The U.S. Postal Service’s cash crunch could cause a “catastrophic” disruption of mail service this year, according to a government official who wants USPS to reveal its crisis-management plans.
The Postal Regulatory Commission “should request a description of the Postal Service’s priorities and plans for providing service across the Nation and across classes in the event cash shortages require services to be reduced,” PRC staffer Kenneth E. Richardson told the commission Friday.
“Although the Postal Service survived FY 2012 without running out of cash to operate, continuing operations for a second year at such low cash levels . . . is risky, not only from a financial standpoint, but from the standpoint of potential service disruptions and the impact on mailers,” Richardson, a PRC public representative, wrote.
During four months of FY2013, Richardson noted, USPS projects it will have less than $1 billion of liquidity, which is four days of expenses.
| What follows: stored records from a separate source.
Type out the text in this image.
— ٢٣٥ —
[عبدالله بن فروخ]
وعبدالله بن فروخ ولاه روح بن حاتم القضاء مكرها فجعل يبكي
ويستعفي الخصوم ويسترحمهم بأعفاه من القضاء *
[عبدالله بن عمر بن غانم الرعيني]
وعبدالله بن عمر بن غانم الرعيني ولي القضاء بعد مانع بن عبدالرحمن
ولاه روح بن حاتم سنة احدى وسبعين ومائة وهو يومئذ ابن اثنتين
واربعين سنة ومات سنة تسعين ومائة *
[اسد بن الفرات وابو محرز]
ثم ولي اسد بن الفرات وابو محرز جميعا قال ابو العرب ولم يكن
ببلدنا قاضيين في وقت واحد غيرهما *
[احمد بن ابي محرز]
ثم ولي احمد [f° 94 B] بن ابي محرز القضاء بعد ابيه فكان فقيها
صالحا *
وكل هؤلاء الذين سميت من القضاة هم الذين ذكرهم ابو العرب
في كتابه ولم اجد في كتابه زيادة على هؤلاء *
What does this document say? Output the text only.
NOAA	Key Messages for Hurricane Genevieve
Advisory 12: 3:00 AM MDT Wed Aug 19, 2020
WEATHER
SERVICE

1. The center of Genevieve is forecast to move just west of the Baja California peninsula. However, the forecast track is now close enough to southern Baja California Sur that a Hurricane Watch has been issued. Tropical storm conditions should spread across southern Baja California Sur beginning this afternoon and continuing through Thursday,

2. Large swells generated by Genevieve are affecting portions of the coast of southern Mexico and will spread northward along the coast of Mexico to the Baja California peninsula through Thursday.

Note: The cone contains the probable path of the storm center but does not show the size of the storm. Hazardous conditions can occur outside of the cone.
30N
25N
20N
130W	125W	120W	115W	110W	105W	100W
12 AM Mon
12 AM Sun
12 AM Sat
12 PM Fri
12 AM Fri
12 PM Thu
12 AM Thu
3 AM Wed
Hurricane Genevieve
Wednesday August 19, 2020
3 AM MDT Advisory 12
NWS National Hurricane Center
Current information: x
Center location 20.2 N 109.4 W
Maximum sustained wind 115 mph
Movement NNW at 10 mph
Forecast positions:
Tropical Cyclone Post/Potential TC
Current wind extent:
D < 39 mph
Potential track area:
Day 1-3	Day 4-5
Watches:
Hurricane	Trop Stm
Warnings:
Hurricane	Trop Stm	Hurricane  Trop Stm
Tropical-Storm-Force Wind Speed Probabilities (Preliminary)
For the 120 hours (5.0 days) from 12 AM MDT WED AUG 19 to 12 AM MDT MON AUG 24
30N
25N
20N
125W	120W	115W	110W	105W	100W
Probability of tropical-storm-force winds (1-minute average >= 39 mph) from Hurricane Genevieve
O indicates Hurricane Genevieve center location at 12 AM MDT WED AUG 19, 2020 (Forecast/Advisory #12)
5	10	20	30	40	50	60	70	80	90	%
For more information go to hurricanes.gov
If actual results are only slightly below those projections, the Postal Service will lack “sufficient working capital to pay its employees and suppliers,” and “its ability to provide effective and regular postal services will be in jeopardy.”
Slim margin for error
USPS has acknowledged that its “margin for error is slim – a commercial
entity our size would typically have minimum liquidity sources totaling $7 to $10 billion to allow for sufficient variations to plan and to invest.”
Richardson believes that even a temporary disruption of service could be “catastrophic” for customers, employees, and suppliers because “if mail customers cannot rely upon mail delivery and thus flee the Postal Service in short order, most never to return, they would critically reduce the Postal Service’s revenue stream.”
Richardson said the Postal Service’s only statement on the subject is overly vague: “In the event of a projected liquidity shortfall, we will prioritize payments to our employees and suppliers to help ensure that the Postal System continues to operate in a quality manner.”
He fears USPS, in a pinch, would resort to cutting back service more for some customers (presumably the most unprofitable ones) than for others, though such discrimination would be illegal.